O’Brien and his traveling companion, C. Rich Diffenderffer were together on a business trip to the subcontinent to help the people of India and to bring jobs back to the state of Delaware when the 60-hour siege began.
O’Brien and Diffenderffer, also from Greenville, described the horrific story to the media Tuesday afternoon at the Montchanin Inn -- of the night a small group of terrorists entered the hotel last week and began to open fire with AK-47 rifles and 9 mm pistols.
The pair had just returned to their rooms around 9:30 p.m. after enjoying dinner at the hotel’s Golden Dragon Restaurant.
“Ten minutes later, everyone in the restaurant was under fire or dead," O’Brien said. "They had films of the restaurant after things had calmed down, and the table next to ours had been turned over, it had blood all over it, with bullet holes in it, and there but for the grace of God were we.”

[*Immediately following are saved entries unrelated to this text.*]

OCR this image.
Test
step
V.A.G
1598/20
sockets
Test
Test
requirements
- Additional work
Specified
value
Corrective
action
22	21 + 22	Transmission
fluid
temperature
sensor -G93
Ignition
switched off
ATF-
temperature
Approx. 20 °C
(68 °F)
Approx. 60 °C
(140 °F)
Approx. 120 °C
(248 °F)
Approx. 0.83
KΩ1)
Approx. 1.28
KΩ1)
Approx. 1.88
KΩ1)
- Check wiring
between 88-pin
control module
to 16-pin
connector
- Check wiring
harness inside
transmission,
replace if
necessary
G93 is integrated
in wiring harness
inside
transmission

“If we had stayed for dessert, we would have been dead,” said O’Brien, who had returned to his third floor room.
Diffenderffer went to the hotel’s business center to send e-mails. While there, he heard a sound like “large lockers being dropped from above; it sounded like ‘Bam, Bam.' ” He asked a business center employee what was happening, and was told to return to his room.

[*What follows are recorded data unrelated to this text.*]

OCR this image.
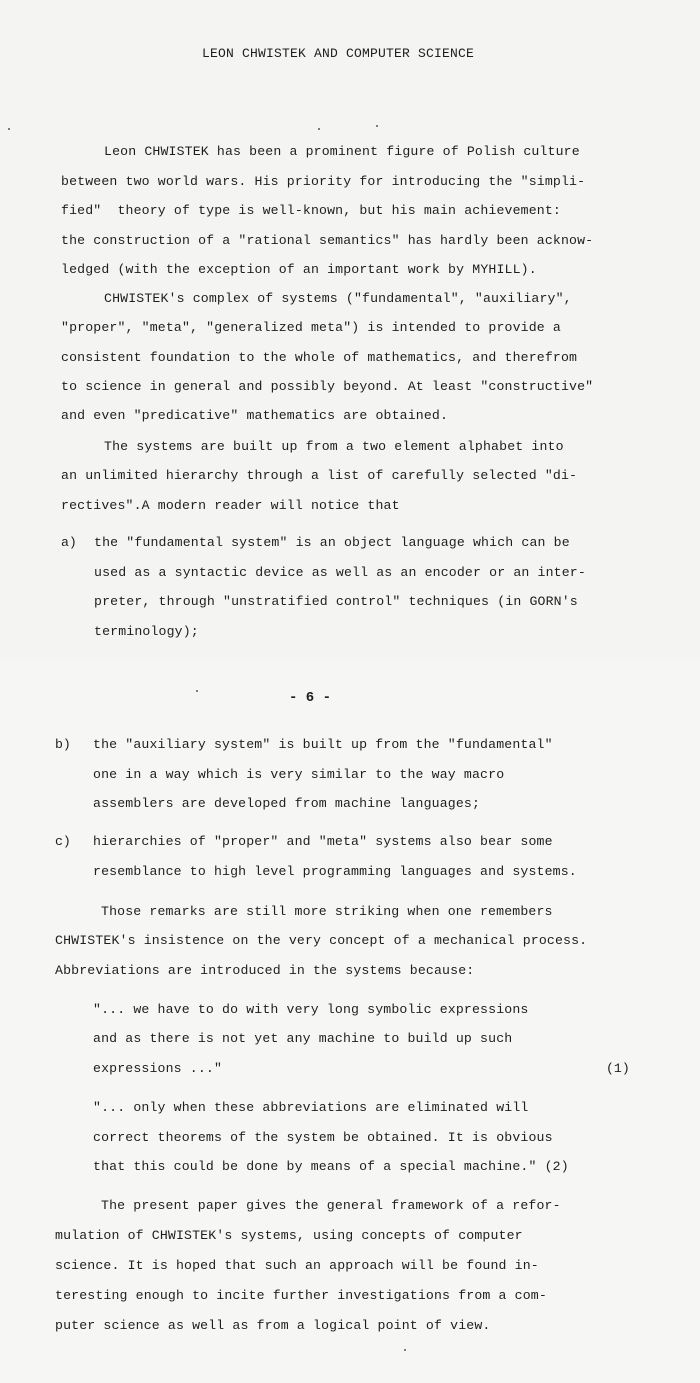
LEON CHWISTEK AND COMPUTER SCIENCE
Leon CHWISTEK has been a prominent figure of Polish culture
between two world wars. His priority for introducing the "simpli-
fied"  theory of type is well-known, but his main achievement:
the construction of a "rational semantics" has hardly been acknow-
ledged (with the exception of an important work by MYHILL).
CHWISTEK's complex of systems ("fundamental", "auxiliary",
"proper", "meta", "generalized meta") is intended to provide a
consistent foundation to the whole of mathematics, and therefrom
to science in general and possibly beyond. At least "constructive"
and even "predicative" mathematics are obtained.
The systems are built up from a two element alphabet into
an unlimited hierarchy through a list of carefully selected "di-
rectives".A modern reader will notice that
a) the "fundamental system" is an object language which can be
used as a syntactic device as well as an encoder or an inter-
preter, through "unstratified control" techniques (in GORN's
terminology);
- 6 -
b) the "auxiliary system" is built up from the "fundamental"
one in a way which is very similar to the way macro
assemblers are developed from machine languages;
c) hierarchies of "proper" and "meta" systems also bear some
resemblance to high level programming languages and systems.
Those remarks are still more striking when one remembers
CHWISTEK's insistence on the very concept of a mechanical process.
Abbreviations are introduced in the systems because:
"... we have to do with very long symbolic expressions
and as there is not yet any machine to build up such
expressions ..."	(1)
"... only when these abbreviations are eliminated will
correct theorems of the system be obtained. It is obvious
that this could be done by means of a special machine." (2)
The present paper gives the general framework of a refor-
mulation of CHWISTEK's systems, using concepts of computer
science. It is hoped that such an approach will be found in-
teresting enough to incite further investigations from a com-
puter science as well as from a logical point of view.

On route to the fifth floor, Diffenderffer looked into the hotel’s atrium and witnessed a young man with a machine gun on his hip shooting up into a crowd of people.

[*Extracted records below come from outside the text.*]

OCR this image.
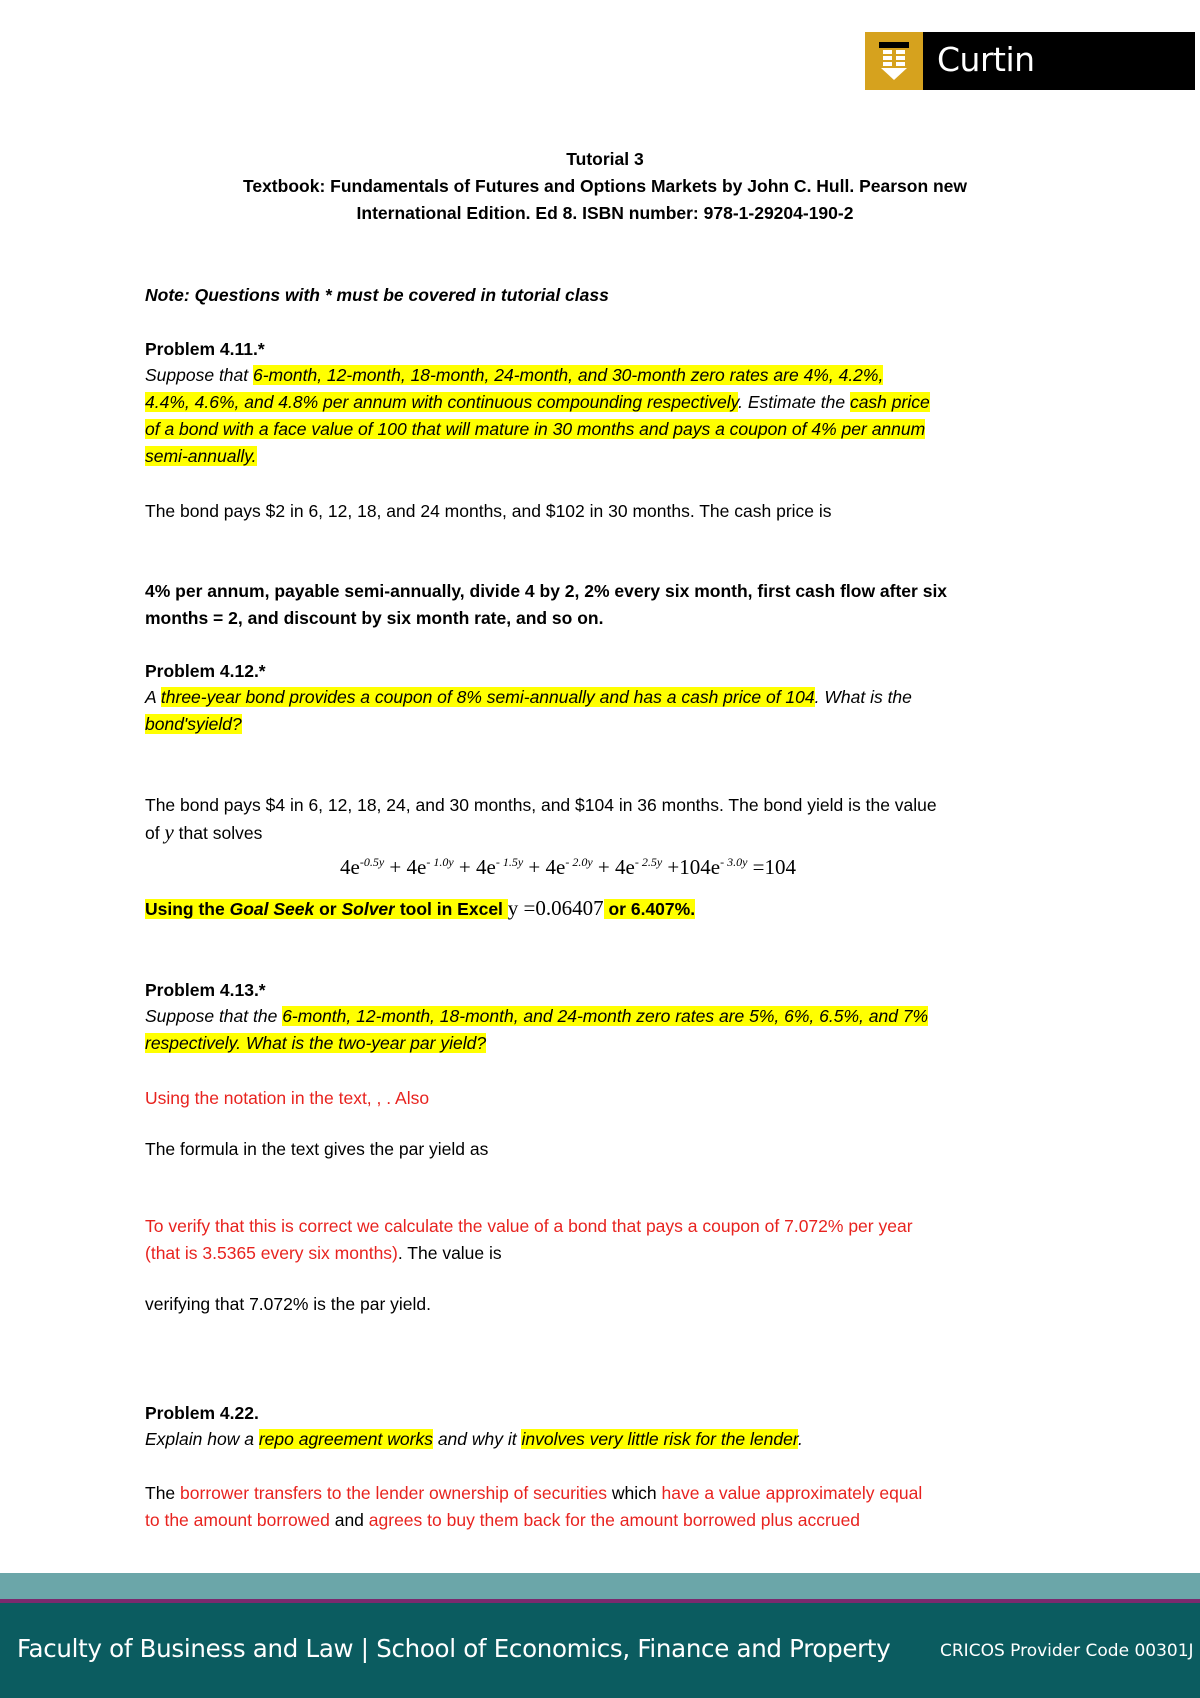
Curtin University
Tutorial 3
Textbook: Fundamentals of Futures and Options Markets by John C. Hull. Pearson new
International Edition. Ed 8. ISBN number: 978-1-29204-190-2
Note: Questions with * must be covered in tutorial class
Problem 4.11.*
Suppose that 6-month, 12-month, 18-month, 24-month, and 30-month zero rates are 4%, 4.2%,
4.4%, 4.6%, and 4.8% per annum with continuous compounding respectively. Estimate the cash price
of a bond with a face value of 100 that will mature in 30 months and pays a coupon of 4% per annum
semi-annually.
The bond pays $2 in 6, 12, 18, and 24 months, and $102 in 30 months. The cash price is
4% per annum, payable semi-annually, divide 4 by 2, 2% every six month, first cash flow after six
months = 2, and discount by six month rate, and so on.
Problem 4.12.*
A three-year bond provides a coupon of 8% semi-annually and has a cash price of 104. What is the
bond'syield?
The bond pays $4 in 6, 12, 18, 24, and 30 months, and $104 in 36 months. The bond yield is the value
of y that solves
$4e^{-0.5y} + 4e^{- 1.0y} + 4e^{- 1.5y} + 4e^{- 2.0y} + 4e^{- 2.5y} +104e^{- 3.0y} =104$
Using the Goal Seek or Solver tool in Excel y =0.06407 or 6.407%.
Problem 4.13.*
Suppose that the 6-month, 12-month, 18-month, and 24-month zero rates are 5%, 6%, 6.5%, and 7%
respectively. What is the two-year par yield?
Using the notation in the text, , . Also
The formula in the text gives the par yield as
To verify that this is correct we calculate the value of a bond that pays a coupon of 7.072% per year
(that is 3.5365 every six months). The value is
verifying that 7.072% is the par yield.
Problem 4.22.
Explain how a repo agreement works and why it involves very little risk for the lender.
The borrower transfers to the lender ownership of securities which have a value approximately equal
to the amount borrowed and agrees to buy them back for the amount borrowed plus accrued
Faculty of Business and Law | School of Economics, Finance and Property	CRICOS Provider Code 00301J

“It was like a James Bond movie,” said the 73-year-old Diffenderffer, “only this was real, it was really happening.”
The men detailed how they barricaded themselves in their rooms, waiting anxiously for some news. About three hours later, the Mumbai firemen rescued Diffenderffer from his fifth-floor room with a fire truck.
At the hotel, a fire continued to burn hours after it began on the top floor of the 565-room, century-old Victorian building reportedly popular among Western tourists and diplomats.
O’Brien said he was concerned for his friend, and considered running down the hallway and up the stairs to find him, “but there was too much smoke in the hallway and I went back to my room.”